Sometimes the plant suddenly stops growing and withers during the day. This is a consequence of either vascular bacteriosis or root rot - it happens from sudden changes in temperature in the greenhouse, from watering with cold water, and even under the stem, from excessive soil compaction during watering. This usually happens on acidic and poor soils, when the plants are very weak and cannot resist diseases. Here the easiest way out is to dig out the plant along with the soil, put fresh earth in the formed hole. The remaining cucumbers will be easier to live with.

I noticed that there are almost no diseases in a greenhouse if it is ventilated as often as possible, although there is an opinion that this tropical plant requires a tropical atmosphere and does not like drafts. Who loves them? A dangerous draft is when a stream of street air rushes into the sauna atmosphere. This means that there is no need to create this bath atmosphere. Let a dry sunny breeze walk in the greenhouse all day. This will add health to the plants, there will be no rot and fungi at all. The main thing is that every morning, as early as possible, when it is still cool outside, you need to open the greenhouse until it warms up, otherwise, if you open it later, you get a draft effect: the plant has already tuned in to tropical humidity, and suddenly a stream of cold air was given to its leaves … There is something to shrink from.

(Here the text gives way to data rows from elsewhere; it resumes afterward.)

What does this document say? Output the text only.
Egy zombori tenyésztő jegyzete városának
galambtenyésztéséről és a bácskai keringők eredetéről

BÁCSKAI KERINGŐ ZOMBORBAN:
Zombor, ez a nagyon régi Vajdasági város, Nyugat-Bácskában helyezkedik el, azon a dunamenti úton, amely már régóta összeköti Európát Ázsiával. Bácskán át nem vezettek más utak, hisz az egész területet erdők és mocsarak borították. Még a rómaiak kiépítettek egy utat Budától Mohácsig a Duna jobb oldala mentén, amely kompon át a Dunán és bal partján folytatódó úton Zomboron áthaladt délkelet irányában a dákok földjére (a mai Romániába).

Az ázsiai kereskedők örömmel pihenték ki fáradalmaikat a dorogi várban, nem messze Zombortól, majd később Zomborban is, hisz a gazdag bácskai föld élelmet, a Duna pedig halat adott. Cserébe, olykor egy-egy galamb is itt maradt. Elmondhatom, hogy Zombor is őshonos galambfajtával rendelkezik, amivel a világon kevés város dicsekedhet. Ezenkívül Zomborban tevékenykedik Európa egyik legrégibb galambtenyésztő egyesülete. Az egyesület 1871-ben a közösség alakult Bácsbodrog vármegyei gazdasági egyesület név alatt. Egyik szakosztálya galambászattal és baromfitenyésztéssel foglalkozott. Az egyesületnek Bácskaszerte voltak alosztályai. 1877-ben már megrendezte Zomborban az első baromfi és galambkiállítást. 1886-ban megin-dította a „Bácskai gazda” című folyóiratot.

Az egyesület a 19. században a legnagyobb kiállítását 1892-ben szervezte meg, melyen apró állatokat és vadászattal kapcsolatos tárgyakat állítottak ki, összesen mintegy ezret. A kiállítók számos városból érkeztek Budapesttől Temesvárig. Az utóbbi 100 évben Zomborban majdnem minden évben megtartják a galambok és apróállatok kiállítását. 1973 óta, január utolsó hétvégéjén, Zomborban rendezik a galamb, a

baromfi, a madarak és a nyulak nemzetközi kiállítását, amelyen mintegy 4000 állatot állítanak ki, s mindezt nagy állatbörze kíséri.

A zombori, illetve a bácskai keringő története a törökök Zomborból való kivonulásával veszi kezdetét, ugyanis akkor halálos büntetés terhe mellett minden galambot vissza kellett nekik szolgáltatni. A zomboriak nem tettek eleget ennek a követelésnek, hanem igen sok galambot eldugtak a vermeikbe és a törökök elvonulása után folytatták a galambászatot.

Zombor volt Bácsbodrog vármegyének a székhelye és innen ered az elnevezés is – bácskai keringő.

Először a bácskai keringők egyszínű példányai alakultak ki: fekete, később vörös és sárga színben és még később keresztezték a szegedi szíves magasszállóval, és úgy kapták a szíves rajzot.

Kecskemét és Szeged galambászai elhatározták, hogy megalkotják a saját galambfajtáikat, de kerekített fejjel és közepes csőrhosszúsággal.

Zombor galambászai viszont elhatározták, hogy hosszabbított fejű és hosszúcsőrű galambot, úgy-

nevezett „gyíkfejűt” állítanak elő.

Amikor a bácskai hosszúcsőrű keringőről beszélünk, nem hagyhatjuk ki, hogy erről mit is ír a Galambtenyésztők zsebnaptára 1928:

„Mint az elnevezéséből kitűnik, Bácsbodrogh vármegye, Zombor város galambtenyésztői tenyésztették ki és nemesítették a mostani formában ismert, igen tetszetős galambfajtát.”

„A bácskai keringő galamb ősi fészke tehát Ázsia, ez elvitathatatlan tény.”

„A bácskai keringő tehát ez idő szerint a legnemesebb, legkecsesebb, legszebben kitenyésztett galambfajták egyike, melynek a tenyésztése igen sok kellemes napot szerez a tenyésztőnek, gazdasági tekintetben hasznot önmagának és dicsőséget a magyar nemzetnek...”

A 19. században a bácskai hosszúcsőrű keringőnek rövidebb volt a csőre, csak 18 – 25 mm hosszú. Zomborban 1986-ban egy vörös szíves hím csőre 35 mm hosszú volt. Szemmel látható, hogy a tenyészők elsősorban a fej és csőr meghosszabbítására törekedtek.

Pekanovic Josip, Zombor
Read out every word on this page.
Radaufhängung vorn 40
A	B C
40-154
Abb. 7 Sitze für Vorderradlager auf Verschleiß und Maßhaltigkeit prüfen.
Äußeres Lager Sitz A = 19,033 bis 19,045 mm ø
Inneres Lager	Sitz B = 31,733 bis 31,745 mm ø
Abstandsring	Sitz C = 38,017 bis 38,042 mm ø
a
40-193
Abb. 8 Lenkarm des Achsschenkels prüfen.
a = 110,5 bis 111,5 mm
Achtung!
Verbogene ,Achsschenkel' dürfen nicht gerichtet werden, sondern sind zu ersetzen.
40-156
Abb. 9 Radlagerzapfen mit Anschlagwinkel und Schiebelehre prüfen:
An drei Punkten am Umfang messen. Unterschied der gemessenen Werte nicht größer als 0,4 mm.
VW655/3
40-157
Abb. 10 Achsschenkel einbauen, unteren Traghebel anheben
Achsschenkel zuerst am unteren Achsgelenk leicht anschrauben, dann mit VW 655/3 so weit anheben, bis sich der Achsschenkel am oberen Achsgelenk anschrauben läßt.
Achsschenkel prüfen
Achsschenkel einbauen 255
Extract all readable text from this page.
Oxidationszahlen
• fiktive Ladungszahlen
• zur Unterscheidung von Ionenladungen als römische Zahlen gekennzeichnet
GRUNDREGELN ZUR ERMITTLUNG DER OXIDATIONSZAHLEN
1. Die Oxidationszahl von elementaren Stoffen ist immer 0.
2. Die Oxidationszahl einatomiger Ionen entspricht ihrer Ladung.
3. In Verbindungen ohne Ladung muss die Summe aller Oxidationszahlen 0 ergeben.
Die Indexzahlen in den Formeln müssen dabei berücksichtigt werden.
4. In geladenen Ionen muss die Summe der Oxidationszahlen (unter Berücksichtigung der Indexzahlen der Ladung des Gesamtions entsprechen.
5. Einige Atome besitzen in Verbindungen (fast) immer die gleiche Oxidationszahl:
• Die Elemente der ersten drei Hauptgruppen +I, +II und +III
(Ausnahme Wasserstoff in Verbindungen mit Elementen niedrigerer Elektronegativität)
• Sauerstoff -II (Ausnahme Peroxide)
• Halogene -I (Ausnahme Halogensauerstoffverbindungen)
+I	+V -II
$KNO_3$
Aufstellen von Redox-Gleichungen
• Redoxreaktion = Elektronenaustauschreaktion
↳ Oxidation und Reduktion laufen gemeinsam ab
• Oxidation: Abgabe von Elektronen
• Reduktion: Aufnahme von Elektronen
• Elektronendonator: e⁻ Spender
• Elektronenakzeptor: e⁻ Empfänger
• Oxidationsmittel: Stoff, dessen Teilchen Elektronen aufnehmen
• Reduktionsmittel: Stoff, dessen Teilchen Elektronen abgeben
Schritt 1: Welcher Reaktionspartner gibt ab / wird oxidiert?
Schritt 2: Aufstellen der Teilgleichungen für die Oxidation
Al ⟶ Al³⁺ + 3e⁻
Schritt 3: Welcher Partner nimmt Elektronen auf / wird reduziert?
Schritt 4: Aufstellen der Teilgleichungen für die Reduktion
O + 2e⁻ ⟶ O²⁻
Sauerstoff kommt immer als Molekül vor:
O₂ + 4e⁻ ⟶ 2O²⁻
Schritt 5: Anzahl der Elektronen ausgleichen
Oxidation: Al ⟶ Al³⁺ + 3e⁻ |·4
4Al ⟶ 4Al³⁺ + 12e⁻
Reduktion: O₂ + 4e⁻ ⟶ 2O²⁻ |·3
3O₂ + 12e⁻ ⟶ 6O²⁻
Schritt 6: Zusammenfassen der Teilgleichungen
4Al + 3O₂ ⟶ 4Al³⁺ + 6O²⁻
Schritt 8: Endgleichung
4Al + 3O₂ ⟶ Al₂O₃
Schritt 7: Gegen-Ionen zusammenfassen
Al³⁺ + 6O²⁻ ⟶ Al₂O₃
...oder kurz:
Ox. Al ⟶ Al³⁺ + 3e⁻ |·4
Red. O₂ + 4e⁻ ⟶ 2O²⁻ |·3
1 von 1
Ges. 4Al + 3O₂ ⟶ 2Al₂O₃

When airing, you must first open the top of the greenhouse, and then the doors, so that the airing goes from top to bottom. This procedure is especially useful in the morning, when the air is saturated with a kind of "prana" - positive energy, absorbing which, the plants become healthy and cheerful right before our eyes. Together with the owner. The morning sun is the healthiest sun. At this time, the bees are already working in full force. Therefore, all activities in the cucumber greenhouse should be carried out in the earliest morning - at 7-8. Whoever slept lost part of the harvest.

In the morning, every day you need to look through all the plants, how to say hello to them, remove sores, whiskers, spent yellowed and diseased leaves, pinch the side shoots. Lubricate all wounds with "sour cream". The wounds will dry out in a day.

By the evening, when the solar energy begins to decline, the greenhouse that has dried up during the day can be packed up by closing all windows and doors. The heat will last longer. At this time, the most active growth of cucumbers is taking place. They are neither hot nor cold.

In August, when the nights become long and cold, you need to increase your vigilance, carefully inspect the plants for rot. You will have to remove all the lower leaves and used side shoots - it will be easier to ventilate this way. Water less often and only in the morning in sunny weather. And don't forget to mulch the soil.

Pollination. A few days before flowering, I begin to teach insects to visit places near the greenhouse. To do this, I put bouquets of their favorite honey plants in buckets and bottles with water: borage, sweet clover, phacelia. I attract hoverflies with bouquets of blooming cilantro and dill umbrellas. In the afternoon I bring these bouquets to the greenhouse. When cucumber plants bloom, I do a couple of surface watering of the soil with scented water, in which I soak the sweet clover flowers overnight. Insects quickly get used to visiting the greenhouse, finding a way out of it.